Incomoda também, mas isso parece um sintoma geral do moralismo contemporâneo, o pudor com a nudez. Há alguns planos rápidos e afobados de peitos e pintos, mas, para uma série sobre a relação entre sexo, fetiches, vida e morte, é contraditório o desconforto com a exposição do corpo dos personagens. 
 
Por fim, alguns homens parecem incomodados com a caracterização dos personagens masculinos na série. Todos são duros, desajeitados e algo paspalhos. Como Molly se descobre uma dominadora, são também todos submissos. Há o ex-marido, que não consegue transar com ela desde o primeiro câncer porque no fundo obtém prazer da posição de cuidador da esposa.

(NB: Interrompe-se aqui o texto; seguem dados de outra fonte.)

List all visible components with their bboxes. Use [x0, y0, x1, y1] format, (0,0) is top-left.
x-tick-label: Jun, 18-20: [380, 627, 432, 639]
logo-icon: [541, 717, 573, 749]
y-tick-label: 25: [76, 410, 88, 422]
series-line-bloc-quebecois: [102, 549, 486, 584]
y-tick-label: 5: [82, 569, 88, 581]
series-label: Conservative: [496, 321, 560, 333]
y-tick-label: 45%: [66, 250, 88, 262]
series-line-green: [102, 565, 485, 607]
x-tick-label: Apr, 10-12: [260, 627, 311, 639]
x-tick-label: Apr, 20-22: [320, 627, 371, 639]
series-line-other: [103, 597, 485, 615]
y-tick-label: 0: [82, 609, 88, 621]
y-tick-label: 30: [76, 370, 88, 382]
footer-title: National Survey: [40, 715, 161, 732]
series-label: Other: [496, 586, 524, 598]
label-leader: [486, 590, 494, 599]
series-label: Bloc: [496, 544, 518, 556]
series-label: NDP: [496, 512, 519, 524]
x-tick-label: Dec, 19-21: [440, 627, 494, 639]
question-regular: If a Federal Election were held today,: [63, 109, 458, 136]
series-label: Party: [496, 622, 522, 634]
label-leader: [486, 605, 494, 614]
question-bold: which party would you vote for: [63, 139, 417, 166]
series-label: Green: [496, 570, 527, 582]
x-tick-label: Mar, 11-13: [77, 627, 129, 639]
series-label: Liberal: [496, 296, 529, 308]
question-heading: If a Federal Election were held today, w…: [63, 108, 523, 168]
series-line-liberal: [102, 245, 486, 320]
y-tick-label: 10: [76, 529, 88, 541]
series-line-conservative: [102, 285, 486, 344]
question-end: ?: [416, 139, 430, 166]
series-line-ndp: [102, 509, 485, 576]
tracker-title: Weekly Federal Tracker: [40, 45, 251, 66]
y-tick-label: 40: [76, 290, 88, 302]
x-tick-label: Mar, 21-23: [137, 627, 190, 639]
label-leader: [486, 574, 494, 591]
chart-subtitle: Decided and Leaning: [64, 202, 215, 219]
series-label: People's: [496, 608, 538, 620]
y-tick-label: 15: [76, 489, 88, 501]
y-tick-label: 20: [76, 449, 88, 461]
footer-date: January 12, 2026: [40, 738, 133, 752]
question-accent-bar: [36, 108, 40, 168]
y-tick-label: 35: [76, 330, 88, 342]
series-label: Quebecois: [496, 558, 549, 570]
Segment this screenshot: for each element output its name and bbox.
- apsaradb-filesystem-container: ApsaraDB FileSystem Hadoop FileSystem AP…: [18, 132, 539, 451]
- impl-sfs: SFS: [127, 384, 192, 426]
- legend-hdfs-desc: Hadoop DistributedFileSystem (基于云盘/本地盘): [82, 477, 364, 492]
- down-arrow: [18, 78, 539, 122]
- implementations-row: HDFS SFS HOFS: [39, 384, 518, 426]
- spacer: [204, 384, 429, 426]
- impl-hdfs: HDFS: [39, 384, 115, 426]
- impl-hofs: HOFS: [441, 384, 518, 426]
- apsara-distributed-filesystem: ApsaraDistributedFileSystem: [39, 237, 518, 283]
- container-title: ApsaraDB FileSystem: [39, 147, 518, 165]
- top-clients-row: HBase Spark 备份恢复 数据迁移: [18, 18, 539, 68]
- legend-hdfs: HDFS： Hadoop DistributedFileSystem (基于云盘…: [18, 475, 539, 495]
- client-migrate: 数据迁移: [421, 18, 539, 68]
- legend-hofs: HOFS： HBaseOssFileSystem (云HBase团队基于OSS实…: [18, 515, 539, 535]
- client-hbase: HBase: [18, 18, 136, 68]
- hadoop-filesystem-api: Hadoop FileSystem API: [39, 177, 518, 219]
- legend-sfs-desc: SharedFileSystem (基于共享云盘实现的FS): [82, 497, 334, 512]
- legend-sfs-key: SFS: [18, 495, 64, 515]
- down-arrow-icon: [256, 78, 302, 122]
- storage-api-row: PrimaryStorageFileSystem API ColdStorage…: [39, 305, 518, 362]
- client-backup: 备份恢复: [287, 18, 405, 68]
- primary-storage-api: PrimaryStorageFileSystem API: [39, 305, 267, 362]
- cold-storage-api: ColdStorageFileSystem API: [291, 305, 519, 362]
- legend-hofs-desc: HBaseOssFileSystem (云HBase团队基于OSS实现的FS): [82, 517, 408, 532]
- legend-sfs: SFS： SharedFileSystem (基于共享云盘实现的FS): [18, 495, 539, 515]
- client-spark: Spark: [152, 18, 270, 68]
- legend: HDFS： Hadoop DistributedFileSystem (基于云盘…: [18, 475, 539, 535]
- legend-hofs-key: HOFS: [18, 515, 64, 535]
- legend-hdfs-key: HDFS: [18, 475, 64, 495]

Há o vizinho, com quem Molly efetivamente se realiza, que tem enorme prazer em receber chutes nos genitais. Há ainda o oncologista, sempre desajeitado e incapaz de lidar com sentimentos.
 
Esse incômodo revela algo sobre nossa masculinidade contemporânea. Desde sempre avessos à denúncia de nossas fraquezas emocionais, já que a sociedade nos cobra força e estoicismo, temos agora que lidar com a denúncia da própria força usada pelos homens para se imporem ou, pior, para agredirem e abusarem. Que tantos homens venham buscando refúgio desesperado na idealização de um papel anacrônico como protetores e provedores da família parece um sintoma da dificuldade em lidar com essas demandas contraditórias de um tempo de profundas mudanças. Desse medo, vem o sucesso dos coaches de masculinidade e de grupos de autoajuda para homens como os caricatos Legendários.
 
Mas Morrendo por Sexo não escarnece dos homens. Ridiculariza certa autoimagem e determinadas atitudes, como também ri, de maneira saudável, diante da própria doença e da morte. Ao contrário, se na série os homens são praticamente todos meio bobos, por outro lado, há também um olhar de ternura conosco - seja no oncologista que, ao final, está quase afetuoso por trás do escudo profissional, seja no amante que se fantasia de cachorro e que pede a Molly que faça xixi sobre ele, seja ainda no vizinho masoquista e, ao mesmo tempo, terno e carinhoso com a protagonista.
 
Por último, não é possível deixar de fazer um elogio rasgado a Michelle Williams, talvez a maior atriz de sua geração, que encara um papel difícil, sobretudo por essa linha tênue da narrativa entre o drama e a comédia, e que agora, após Morrendo por Sexo, além de tudo, merece também o título de protagonista das duas melhores cenas de sexo oral da história do cinema (a outra está no filme Blue Valentine, de Derek Cianfrance).